L’une des principales embûches à la mesure de la représentativité patronale, jusqu’ici éludée par les parties en présence et même par le gouvernement, réside dans la comptabilisation des adhérents. Un sujet occulté par le mode de scrutin. Tout se passe comme si l’armée du Medef faisait face aux bataillons de la CGPME et de l’UPA. La réalité est plus compliquée, comme le montre une étude menée par une dizaine de chercheurs de l’Ires, du CEE, auxquels se sont joints des collègues des universités d’Évry, Amiens et Paris-Dauphine.
On y apprend qu’une majorité de dirigeants adhèrent d’abord à une organisation professionnelle de proximité, motivés par les services, la quête d’informations normatives, juridiques et économiques, voire les opportunités de business. Le témoignage d’un cotisant de l’Union des industries et métiers de la métallurgie (UIMM) résume la situation : il ignore s’il adhère ou non au Medef par le biais de sa fédération. « Je n’ai aucun papier qui me dit où je suis. »
La conclusion des chercheurs, parmi lesquels le socio-économiste Thomas Amossé, les économistes Carole Tuchszirer et Héloïse Petit, ou encore les sociologues Catherine Vincent et Gaëtan Flocco, est formelle : « Un grand nombre d’entrepreneurs acquittent ainsi des cotisations sans trop savoir à quelles structures ils sont affiliés. » D’ailleurs, certains syndicats professionnels n’appartiennent ni au Medef, ni à la CGPME.
La complexité monte d’un cran lorsqu’on sait que certaines fédérations cotisent aux deux mouvements, et que la double appartenance est monnaie courante. Cela génère des cotisations redondantes auxquelles les structures bénéficiaires se gardent bien de renoncer.
Certaines figures de la galaxie des petites entreprises sont aussi des stars dans le monde des grandes. À l’image de Florence Poivey, présidente de la Fédération de la plasturgie et des composites.
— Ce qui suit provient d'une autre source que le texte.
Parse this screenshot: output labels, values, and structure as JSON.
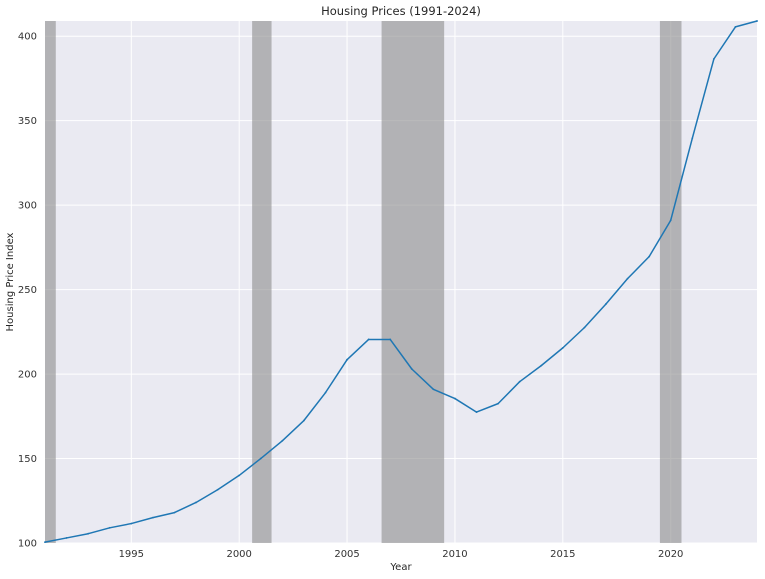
{
  "chart_data": {
    "type": "line",
    "title": "Housing Prices (1991-2024)",
    "xlabel": "Year",
    "ylabel": "Housing Price Index",
    "xlim": [
      1991,
      2024
    ],
    "ylim": [
      100,
      409
    ],
    "xticks": [
      1995,
      2000,
      2005,
      2010,
      2015,
      2020
    ],
    "yticks": [
      100,
      150,
      200,
      250,
      300,
      350,
      400
    ],
    "grid": true,
    "legend": "none",
    "colors": {
      "line": "#1f77b4",
      "plot_background": "#eaeaf2",
      "grid": "#ffffff",
      "recession_shading": "#8c8c8c"
    },
    "shaded_periods": [
      {
        "start": 1991.0,
        "end": 1991.5
      },
      {
        "start": 2000.6,
        "end": 2001.5
      },
      {
        "start": 2006.6,
        "end": 2009.5
      },
      {
        "start": 2019.5,
        "end": 2020.5
      }
    ],
    "series": [
      {
        "x": [
          1991,
          1992,
          1993,
          1994,
          1995,
          1996,
          1997,
          1998,
          1999,
          2000,
          2001,
          2002,
          2003,
          2004,
          2005,
          2006,
          2007,
          2008,
          2009,
          2010,
          2011,
          2012,
          2013,
          2014,
          2015,
          2016,
          2017,
          2018,
          2019,
          2020,
          2021,
          2022,
          2023,
          2024
        ],
        "values": [
          100.5,
          103,
          105.5,
          109,
          111.5,
          115,
          118,
          124,
          131.5,
          140,
          150,
          160.5,
          172.5,
          189,
          208.5,
          220.5,
          220.5,
          203,
          191,
          185.5,
          177.5,
          182.5,
          195.5,
          205,
          215.5,
          227.5,
          241.5,
          256.5,
          269.5,
          291,
          339.5,
          386.5,
          405.5,
          409
        ]
      }
    ]
  }
}
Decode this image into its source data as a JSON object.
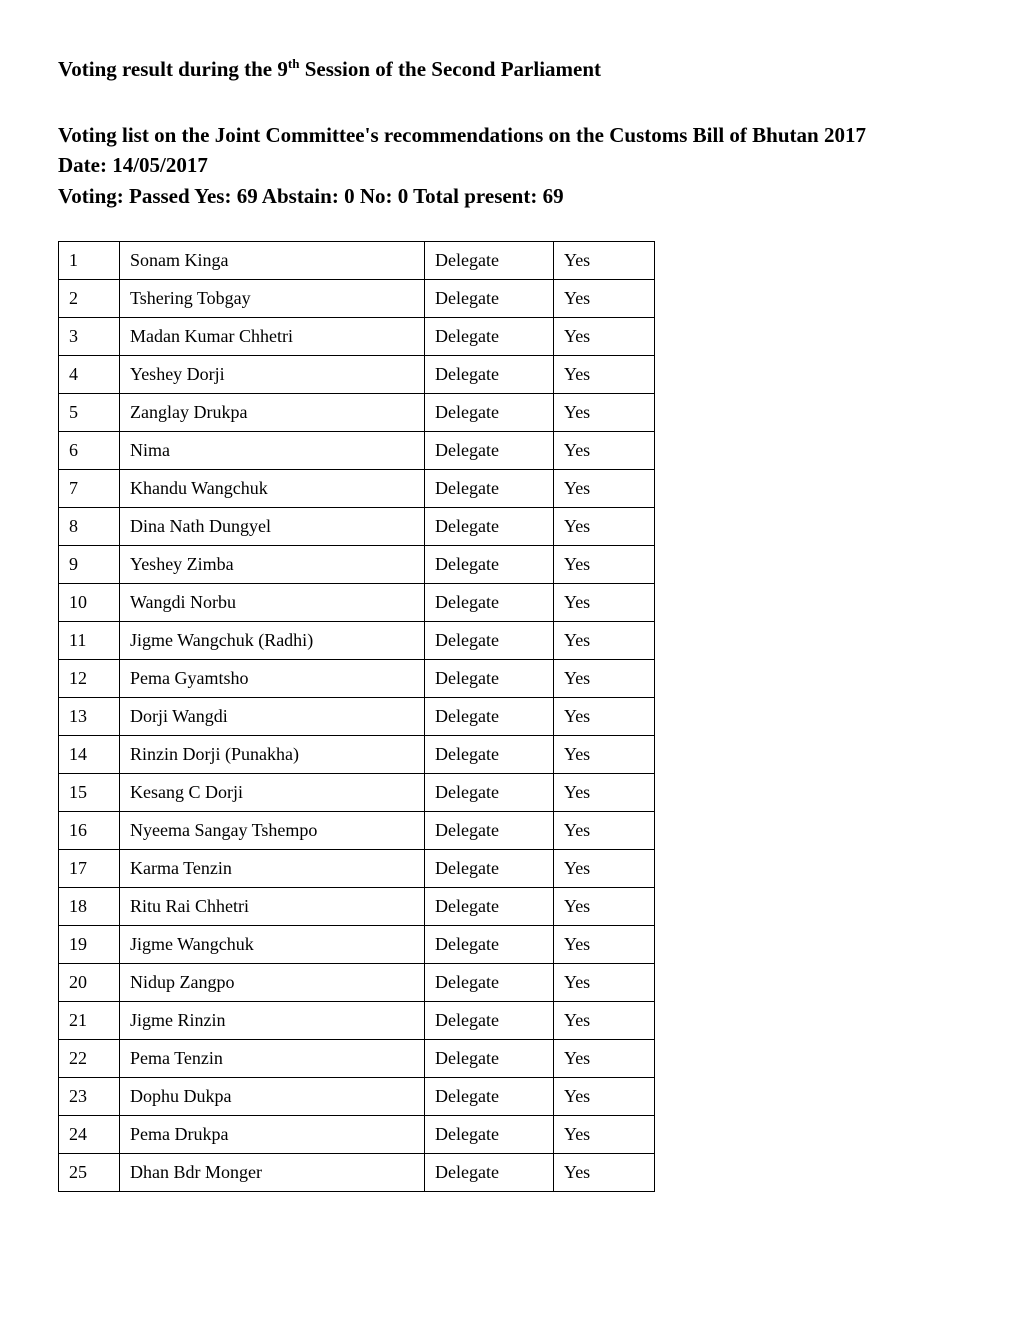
{
  "header": {
    "title_pre": "Voting result during the 9",
    "title_sup": "th",
    "title_post": " Session of the Second Parliament",
    "line1": "Voting list on the Joint Committee's recommendations on the Customs Bill of Bhutan 2017",
    "line2": "Date: 14/05/2017",
    "line3": "Voting: Passed Yes: 69 Abstain: 0 No: 0 Total present: 69"
  },
  "table": {
    "rows": [
      {
        "num": "1",
        "name": "Sonam Kinga",
        "role": "Delegate",
        "vote": "Yes"
      },
      {
        "num": "2",
        "name": "Tshering Tobgay",
        "role": "Delegate",
        "vote": "Yes"
      },
      {
        "num": "3",
        "name": "Madan Kumar Chhetri",
        "role": "Delegate",
        "vote": "Yes"
      },
      {
        "num": "4",
        "name": "Yeshey Dorji",
        "role": "Delegate",
        "vote": "Yes"
      },
      {
        "num": "5",
        "name": "Zanglay Drukpa",
        "role": "Delegate",
        "vote": "Yes"
      },
      {
        "num": "6",
        "name": "Nima",
        "role": "Delegate",
        "vote": "Yes"
      },
      {
        "num": "7",
        "name": "Khandu Wangchuk",
        "role": "Delegate",
        "vote": "Yes"
      },
      {
        "num": "8",
        "name": "Dina Nath Dungyel",
        "role": "Delegate",
        "vote": "Yes"
      },
      {
        "num": "9",
        "name": "Yeshey Zimba",
        "role": "Delegate",
        "vote": "Yes"
      },
      {
        "num": "10",
        "name": "Wangdi Norbu",
        "role": "Delegate",
        "vote": "Yes"
      },
      {
        "num": "11",
        "name": "Jigme Wangchuk (Radhi)",
        "role": "Delegate",
        "vote": "Yes"
      },
      {
        "num": "12",
        "name": "Pema Gyamtsho",
        "role": "Delegate",
        "vote": "Yes"
      },
      {
        "num": "13",
        "name": "Dorji Wangdi",
        "role": "Delegate",
        "vote": "Yes"
      },
      {
        "num": "14",
        "name": "Rinzin Dorji (Punakha)",
        "role": "Delegate",
        "vote": "Yes"
      },
      {
        "num": "15",
        "name": "Kesang C Dorji",
        "role": "Delegate",
        "vote": "Yes"
      },
      {
        "num": "16",
        "name": "Nyeema Sangay Tshempo",
        "role": "Delegate",
        "vote": "Yes"
      },
      {
        "num": "17",
        "name": "Karma Tenzin",
        "role": "Delegate",
        "vote": "Yes"
      },
      {
        "num": "18",
        "name": "Ritu Rai Chhetri",
        "role": "Delegate",
        "vote": "Yes"
      },
      {
        "num": "19",
        "name": "Jigme Wangchuk",
        "role": "Delegate",
        "vote": "Yes"
      },
      {
        "num": "20",
        "name": "Nidup Zangpo",
        "role": "Delegate",
        "vote": "Yes"
      },
      {
        "num": "21",
        "name": "Jigme Rinzin",
        "role": "Delegate",
        "vote": "Yes"
      },
      {
        "num": "22",
        "name": "Pema Tenzin",
        "role": "Delegate",
        "vote": "Yes"
      },
      {
        "num": "23",
        "name": "Dophu Dukpa",
        "role": "Delegate",
        "vote": "Yes"
      },
      {
        "num": "24",
        "name": "Pema Drukpa",
        "role": "Delegate",
        "vote": "Yes"
      },
      {
        "num": "25",
        "name": "Dhan Bdr Monger",
        "role": "Delegate",
        "vote": "Yes"
      }
    ]
  }
}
Adhérente de la CGPME, elle a planché au nom des TPE-PME lors de la conférence environnementale de 2014. Cela ne l’empêche pas de porter, avec le même talent, la casquette de présidente de la commission éducation, formation et insertion du Medef.
Dans l’hypothèse où l’on parviendrait à identifier ces liens, le Medef, la CGPME tout comme l’UPA réaliseraient qu’ils ne sont pas aussi puissants qu’ils le croient. La Fondation Concorde, influent think tank de 2500 adhérents présidé par Michel Rousseau, professeur d’économie à l’université Paris-Dauphine, leur fait crédit d’une représentativité de 8%. De son côté, le sociologue Michel Offerlé, à la tête d’une escouade de chercheurs, a enquêté sur les vrais chiffres des adhésions au Medef. Résultat : 340000 membres au maximum, loin des 780 000 revendiqués. La loi sur la représentativité va bousculer bien des certitudes.